China State Council released the final version of the long-awaited Cosmetics Supervision and Administration Regulation (CSAR)
China State Council released the final version of the long-awaited Cosmetics Supervision and Administration Regulation (CSAR) on 29 June 2020. CSAR will replace the existing Cosmetics Hygiene Supervision Regulations, which was first released in 1989.
The new regulation will come into force on 1 January 2021. Following the release of CSAR, China will publish a series of supporting documents and administrative rules, which will further establish China’s cosmetic regulatory framework.
The new regulation brings many changes, below are the most important updates, which we will look at closely in this article:
CSAR defines cosmetics as ‘’ daily chemical products intended to be applied on human skin, hair, nails, lips, mouth, etc., by spreading, spraying or other similar ways for cleansing, protecting, beautifying, or grooming purposes’’.
The new definition does not include products, which eliminate unpleasant odour.
Toothpaste is now regulated by CSAR and claims such as ‘anti-caries’, anti-plaque’, etc. are permitted, given that their efficacy was evaluated in accordance with national and industry standards.
However, soaps remain outside of the scope of CSAR. The only exceptions are soaps with special cosmetic efficacies.
Cosmetic products are classified into special cosmetics and general cosmetics. The first group contains five categories with one special category:
Other cosmetic products fall under general cosmetics.
Categories, which were previously under special use cosmetics – depilating, breast beauty, slimming, hair growth products, and deodorants, have a five-year transition period during which they can still be produced, imported, and sold. After that, such products will be prohibited.
Special cosmetics require registration with the National Medical Products Administration (NMPA), and the general cosmetics are subject to filing procedure. Registration certificates are valid for five years, and filing certificates do not have an expiry date.
For imported cosmetic products it is necessary to submit good manufacturing certificate of the overseas manufacturers as well as documents, that prove those products have been sold in the country of origin (certificate of free sale).
For products, manufactured specifically for China, the applicants must provide research and test data, which were carried out for the Chinese market.
Cosmetic ingredients are divided into new ingredients and existing ingredients. New cosmetic ingredients with higher risk are subject to registration with the NMPA, and other new cosmetic ingredients have to be filed with the NMPA.
New cosmetic ingredients that represent high risk are preservatives, UV filters, hair dyes, whitening agents, and colourants.

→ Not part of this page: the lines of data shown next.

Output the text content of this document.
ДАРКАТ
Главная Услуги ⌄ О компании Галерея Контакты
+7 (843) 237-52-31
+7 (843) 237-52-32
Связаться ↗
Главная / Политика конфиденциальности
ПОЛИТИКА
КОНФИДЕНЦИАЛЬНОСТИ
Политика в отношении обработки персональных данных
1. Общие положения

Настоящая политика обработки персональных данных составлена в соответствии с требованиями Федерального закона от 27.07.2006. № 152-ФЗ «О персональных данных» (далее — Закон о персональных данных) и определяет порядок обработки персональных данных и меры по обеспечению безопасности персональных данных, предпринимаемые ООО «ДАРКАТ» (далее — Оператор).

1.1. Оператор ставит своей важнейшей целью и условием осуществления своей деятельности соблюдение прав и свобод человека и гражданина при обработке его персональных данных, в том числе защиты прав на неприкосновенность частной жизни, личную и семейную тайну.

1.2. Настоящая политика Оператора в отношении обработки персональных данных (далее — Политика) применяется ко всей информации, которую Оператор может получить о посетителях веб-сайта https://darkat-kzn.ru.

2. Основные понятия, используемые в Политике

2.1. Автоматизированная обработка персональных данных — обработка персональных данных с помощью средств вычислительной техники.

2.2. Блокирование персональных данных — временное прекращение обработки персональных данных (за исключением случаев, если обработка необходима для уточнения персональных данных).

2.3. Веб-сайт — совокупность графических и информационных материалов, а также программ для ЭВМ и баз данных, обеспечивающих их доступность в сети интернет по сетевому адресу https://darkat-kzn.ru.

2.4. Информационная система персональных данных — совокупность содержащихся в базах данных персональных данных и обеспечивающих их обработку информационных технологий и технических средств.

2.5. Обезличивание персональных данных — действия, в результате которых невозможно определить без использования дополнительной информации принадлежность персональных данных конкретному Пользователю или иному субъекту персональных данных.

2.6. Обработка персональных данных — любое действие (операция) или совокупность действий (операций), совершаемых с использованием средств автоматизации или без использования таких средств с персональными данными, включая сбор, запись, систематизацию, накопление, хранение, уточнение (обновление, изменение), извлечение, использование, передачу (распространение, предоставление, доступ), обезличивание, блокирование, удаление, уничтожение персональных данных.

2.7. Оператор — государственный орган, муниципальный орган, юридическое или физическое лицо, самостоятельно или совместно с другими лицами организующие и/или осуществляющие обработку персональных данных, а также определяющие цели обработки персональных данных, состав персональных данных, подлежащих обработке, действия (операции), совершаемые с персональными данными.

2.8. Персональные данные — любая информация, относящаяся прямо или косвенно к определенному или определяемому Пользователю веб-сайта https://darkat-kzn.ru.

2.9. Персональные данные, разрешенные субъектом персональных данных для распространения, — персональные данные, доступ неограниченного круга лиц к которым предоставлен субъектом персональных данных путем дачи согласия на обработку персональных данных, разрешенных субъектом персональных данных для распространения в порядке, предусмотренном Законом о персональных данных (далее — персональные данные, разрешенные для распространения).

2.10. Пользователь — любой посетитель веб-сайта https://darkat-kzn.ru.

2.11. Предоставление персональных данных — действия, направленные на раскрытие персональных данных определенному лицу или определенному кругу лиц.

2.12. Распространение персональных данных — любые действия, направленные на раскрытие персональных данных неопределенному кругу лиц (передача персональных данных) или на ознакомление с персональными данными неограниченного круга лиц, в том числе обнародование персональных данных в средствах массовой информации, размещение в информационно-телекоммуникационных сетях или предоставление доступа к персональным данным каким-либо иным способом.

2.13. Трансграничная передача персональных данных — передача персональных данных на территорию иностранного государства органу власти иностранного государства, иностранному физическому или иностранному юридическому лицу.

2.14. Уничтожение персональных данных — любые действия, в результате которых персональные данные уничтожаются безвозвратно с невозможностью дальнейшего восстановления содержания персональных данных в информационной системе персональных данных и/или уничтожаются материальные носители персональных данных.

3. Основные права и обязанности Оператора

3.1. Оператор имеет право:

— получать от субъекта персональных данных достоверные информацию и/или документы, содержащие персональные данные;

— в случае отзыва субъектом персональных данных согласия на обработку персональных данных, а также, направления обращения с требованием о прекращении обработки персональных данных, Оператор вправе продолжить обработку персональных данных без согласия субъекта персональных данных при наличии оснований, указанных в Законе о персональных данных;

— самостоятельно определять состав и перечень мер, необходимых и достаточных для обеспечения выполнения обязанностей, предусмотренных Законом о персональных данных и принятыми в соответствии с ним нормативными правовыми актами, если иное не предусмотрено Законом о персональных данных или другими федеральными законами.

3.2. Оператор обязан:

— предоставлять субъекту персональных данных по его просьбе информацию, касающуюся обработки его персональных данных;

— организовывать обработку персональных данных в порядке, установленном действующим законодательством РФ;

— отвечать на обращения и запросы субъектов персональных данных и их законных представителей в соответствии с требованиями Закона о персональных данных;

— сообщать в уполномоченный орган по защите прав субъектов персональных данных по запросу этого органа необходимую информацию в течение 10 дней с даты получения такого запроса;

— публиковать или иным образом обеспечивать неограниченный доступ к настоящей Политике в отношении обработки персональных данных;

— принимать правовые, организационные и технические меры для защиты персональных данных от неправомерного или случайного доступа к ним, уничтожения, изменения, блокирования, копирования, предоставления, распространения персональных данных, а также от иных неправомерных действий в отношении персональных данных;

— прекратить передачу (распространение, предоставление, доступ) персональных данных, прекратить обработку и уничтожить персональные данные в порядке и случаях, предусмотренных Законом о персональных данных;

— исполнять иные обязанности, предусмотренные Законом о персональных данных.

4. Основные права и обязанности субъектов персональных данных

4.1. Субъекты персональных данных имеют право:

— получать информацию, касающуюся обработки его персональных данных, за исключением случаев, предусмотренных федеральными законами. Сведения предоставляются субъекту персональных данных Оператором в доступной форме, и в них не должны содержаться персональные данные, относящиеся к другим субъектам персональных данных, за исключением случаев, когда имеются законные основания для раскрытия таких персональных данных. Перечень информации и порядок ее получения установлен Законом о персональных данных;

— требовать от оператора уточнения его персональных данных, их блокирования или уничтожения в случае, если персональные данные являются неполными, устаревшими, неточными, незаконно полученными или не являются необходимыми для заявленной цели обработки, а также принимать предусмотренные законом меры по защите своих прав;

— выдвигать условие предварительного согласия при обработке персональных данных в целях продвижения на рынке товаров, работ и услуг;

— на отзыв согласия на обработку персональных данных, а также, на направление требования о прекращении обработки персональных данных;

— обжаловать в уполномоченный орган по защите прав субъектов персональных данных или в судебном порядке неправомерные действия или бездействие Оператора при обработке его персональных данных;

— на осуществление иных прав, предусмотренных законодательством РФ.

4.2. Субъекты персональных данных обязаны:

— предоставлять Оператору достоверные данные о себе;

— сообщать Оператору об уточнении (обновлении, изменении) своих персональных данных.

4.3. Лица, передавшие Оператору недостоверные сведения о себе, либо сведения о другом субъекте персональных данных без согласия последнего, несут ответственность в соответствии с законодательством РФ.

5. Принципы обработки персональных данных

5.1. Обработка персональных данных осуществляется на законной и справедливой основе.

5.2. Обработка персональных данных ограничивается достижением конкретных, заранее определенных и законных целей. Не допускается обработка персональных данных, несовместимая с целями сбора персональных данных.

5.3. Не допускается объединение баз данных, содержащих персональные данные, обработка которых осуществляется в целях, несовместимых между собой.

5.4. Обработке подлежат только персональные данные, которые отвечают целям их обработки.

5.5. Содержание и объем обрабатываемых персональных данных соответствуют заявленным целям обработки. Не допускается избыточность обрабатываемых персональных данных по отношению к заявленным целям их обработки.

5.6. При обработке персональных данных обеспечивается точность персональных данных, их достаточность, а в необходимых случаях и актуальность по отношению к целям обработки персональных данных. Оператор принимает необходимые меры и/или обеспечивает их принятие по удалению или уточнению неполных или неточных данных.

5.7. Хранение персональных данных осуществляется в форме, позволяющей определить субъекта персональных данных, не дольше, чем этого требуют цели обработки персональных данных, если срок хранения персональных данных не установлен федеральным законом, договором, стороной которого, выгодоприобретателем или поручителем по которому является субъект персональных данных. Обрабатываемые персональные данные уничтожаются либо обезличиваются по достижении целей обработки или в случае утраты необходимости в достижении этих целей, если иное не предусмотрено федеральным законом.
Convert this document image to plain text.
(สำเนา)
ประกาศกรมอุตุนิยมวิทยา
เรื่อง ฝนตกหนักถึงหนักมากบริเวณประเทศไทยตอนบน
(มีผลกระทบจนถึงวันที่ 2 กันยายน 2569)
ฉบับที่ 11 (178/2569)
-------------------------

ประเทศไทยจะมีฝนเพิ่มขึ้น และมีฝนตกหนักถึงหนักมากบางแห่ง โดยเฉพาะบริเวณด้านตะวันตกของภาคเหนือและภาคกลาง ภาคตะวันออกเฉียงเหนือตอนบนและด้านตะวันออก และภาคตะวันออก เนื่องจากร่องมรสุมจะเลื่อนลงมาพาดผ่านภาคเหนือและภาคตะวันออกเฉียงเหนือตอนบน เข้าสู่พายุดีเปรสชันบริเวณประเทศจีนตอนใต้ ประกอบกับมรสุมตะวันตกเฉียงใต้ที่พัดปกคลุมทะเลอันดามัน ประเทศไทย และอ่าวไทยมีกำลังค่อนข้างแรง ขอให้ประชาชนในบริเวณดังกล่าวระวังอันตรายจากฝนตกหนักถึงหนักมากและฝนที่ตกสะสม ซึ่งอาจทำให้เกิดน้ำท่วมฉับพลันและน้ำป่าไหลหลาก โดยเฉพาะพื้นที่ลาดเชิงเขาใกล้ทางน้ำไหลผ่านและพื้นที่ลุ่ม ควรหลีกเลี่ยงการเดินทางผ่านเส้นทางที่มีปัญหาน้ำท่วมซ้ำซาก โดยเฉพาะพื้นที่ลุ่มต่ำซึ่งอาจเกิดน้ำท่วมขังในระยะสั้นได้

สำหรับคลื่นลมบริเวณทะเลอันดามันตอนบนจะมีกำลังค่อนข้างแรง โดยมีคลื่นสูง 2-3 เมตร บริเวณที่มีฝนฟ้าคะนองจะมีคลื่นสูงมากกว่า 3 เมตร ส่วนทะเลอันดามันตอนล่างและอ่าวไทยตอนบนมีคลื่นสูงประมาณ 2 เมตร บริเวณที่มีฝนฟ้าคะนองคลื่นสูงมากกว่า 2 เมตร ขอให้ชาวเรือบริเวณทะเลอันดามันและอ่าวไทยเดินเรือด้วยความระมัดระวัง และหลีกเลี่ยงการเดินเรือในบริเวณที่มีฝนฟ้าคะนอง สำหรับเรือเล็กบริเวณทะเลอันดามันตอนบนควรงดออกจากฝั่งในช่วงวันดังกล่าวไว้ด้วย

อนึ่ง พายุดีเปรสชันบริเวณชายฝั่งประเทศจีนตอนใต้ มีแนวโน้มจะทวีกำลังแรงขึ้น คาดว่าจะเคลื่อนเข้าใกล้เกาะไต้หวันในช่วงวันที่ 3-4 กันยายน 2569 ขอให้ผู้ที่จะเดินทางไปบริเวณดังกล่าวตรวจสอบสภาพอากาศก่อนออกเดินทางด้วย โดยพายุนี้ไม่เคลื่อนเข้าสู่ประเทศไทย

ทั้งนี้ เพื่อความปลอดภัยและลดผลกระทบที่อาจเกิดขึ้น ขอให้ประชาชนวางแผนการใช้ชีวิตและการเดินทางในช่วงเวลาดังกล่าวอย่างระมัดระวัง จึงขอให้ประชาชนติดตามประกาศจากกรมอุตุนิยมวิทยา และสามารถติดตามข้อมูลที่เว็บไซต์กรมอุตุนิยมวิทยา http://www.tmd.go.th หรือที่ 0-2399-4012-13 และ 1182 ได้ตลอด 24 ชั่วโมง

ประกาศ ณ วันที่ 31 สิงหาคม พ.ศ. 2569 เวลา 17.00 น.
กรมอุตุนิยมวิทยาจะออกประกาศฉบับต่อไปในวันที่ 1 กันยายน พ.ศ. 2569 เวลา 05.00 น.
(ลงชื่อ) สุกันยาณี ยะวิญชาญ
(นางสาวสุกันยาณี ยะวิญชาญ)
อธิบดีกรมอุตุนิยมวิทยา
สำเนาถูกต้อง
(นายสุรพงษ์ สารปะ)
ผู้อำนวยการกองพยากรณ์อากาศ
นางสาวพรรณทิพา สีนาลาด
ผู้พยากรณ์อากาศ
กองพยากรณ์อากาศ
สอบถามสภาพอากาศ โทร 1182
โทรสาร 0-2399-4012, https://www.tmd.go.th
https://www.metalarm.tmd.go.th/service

Within three years after the registration or filing of the new cosmetic ingredient, it is necessary to provide annual reports on the safety and usage of the new ingredient.
New ingredients without any safety concerns will be added to the Inventory of Existing Cosmetic Ingredients (IECIC). For ingredients with safety issues, the NMPA will cancel their registration or filing certificate.
Cosmetic claims must be substantiated by sufficient scientific evidence, which applicant has to make publicly available on the NMPA’s website. Claims may be substantiated by literature, research data or product efficacy evaluation data.
For registering or filing of cosmetics as well as new cosmetics ingredients, it is necessary to conduct a safety assessment. Safety assessors must have professional knowledge of cosmetics quality and safety and have more than five years of relevant work experience.
An applicant for cosmetic registration or filing has to be an enterprise or other organization established according to the law.
It has to have a quality management system and the ability to monitor and assess any adverse reactions of the cosmetic products. The applicant is responsible for the quality, safety, and efficacy of cosmetics.
CSAR does not provide any explanation regarding mandatory animal testing in China. However, it is expected that the clarification on this issue will come in the next few months.
According to the previously published draft Administration Measures for Filing of Non-Special Use Cosmetics, general cosmetics will no longer be subject to mandatory animal testing, whether they are produced domestically or imported into China.
Safety assessments will be accepted in place of animal testing, with certain restrictions.